Ein besonderes Highlight war auch der gemeinsame Abend mit dem weiteren leibhaftigen Enkel vom legendären Weltmeister Jose Raul Capablanca, der bezeichnenderweise auch den Namen seines legendären Großvaters trägt. In diesem Gespräch zwischen Jose Raul Capablanca jun. ,Karlheinz Eisenbeiser und Bernhard Greis erfuhren die deutschen Gäste äußerst viel Wissenswertes über das Land und das Schachleben in Kuba, das hier eine außergewöhnlich hohe Kultur hat. In Kuba sind Basketball, Boxen, Leichtathletik und eben Schach die Nationalsportarten. Und den meisten Taxifahrern ist der Name Capablanca ein Begriff. So war es auch für den Enkel der Legende unerverständlich, dass es in Deutschland kein großes Schachturnier gibt, das an den deutschen Weltmeister Emanuel Lasker erinnert. Jose Raul Capablanca jun. übergab den Buchenern in diesem Rahmen das gerade von Miguel A. Sanchez herausgegeben Buch biographische Buch " Capablanca, leyenda y realidad", an dem er intensiv mitgearbeitet hat. Dies dürfte der aktuellste und informativste Band über den kubanischen Schachhelden sein.
Die Buchener Reisegruppe war im historischen Fünf-Sterne Hotel "Nacional de Cuba" untergebracht, in dem etliche Hinweise auf das Schachspiel und speziell Capablanca zu finden waren (z.B. riesengroße Schachfiguren auf dem Dach, Who-is-who-Wandtafel mit Bildern und dem Hinweis, was die bekannten Besucher beim Besuch des Hotels gegessen hatten). Karlheinz Eisenbeiser war zufällig in einer historischen Suite untergebracht, die Manuel Marquez Sterling bewohnt hatte, auf den in der oben erwähnten Capablanca-Biografie ausführlicher eingegangen wird: der Peruaner war Politiker, Schriftsteller und "ajedristica"= Schachspieler. Er war am 18. Januar 1934 für sechs Stunden (!) Präsident der frühen kubanischen Republik und hatte gegen den vorher herrschenden Diktator Machado und späteren Diktator Battista gekämpft und war Autor mehrerer Schachbücher (vgl. Bild links und Bild 4).

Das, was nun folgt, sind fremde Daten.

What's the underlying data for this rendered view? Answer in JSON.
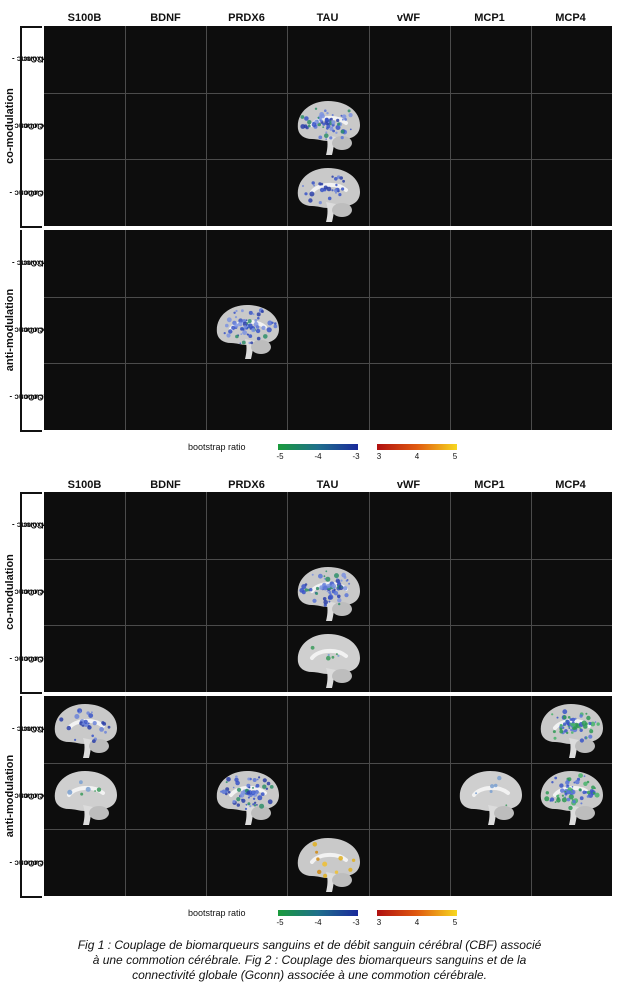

Ansonsten nahmen die Buchener Gäste intensiv die Gelegenheit wahr, das faszinierende und von unglaublichen Gegensätzen geprägte, sich gerade öffnende Land kennenzulernen, das v.a. , aber nicht nur, über Zigarren, Rum und Sals-Rhythmus zu charakterisieren ist. Und es ist anzunehmen, dass alle Besucher aus Deutschland dieses beeindruckende Land nicht zum letzten Mal besucht haben.

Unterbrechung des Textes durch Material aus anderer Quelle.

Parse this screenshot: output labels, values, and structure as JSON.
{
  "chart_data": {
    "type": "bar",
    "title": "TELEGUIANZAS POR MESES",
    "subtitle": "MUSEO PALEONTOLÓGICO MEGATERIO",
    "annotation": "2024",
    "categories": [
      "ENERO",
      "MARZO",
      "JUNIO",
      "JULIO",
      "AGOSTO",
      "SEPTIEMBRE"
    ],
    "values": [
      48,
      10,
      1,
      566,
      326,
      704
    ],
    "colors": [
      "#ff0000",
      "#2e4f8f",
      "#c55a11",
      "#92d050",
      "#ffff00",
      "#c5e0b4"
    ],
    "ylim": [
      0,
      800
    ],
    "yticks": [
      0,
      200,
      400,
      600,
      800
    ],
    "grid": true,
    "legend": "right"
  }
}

Titelbild: Ein Blick in den Turniersaal des Opens im Hotel "Havana Libre"
Bild 1: Bernhard Greis und Johannes Eisenbeiser in einer amerikanischen Luxuslimousine aus den 1950er Jahren.

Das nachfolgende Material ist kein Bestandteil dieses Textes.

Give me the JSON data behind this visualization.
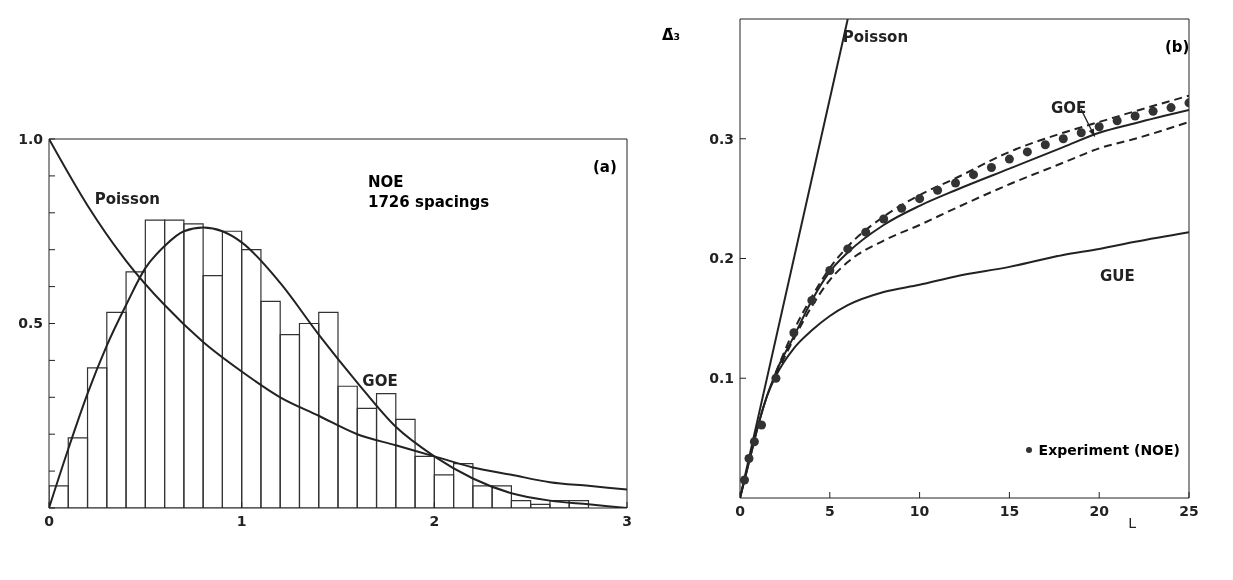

Bild 2: Ein Blick in den Astronomieraum im Ernest Hemingway-Haus in San Francisco de Paula, einem Stadtteil Havannas, in
der Nobelpreisträger über 20 Jahre gelebt hat und seine bekanntesten Werke geschrieben hat.
Bild 3: Der menschenleere Traumstrand
Bild 4: Eingang der historischen Suite im Hoten "Nacional de Cuba"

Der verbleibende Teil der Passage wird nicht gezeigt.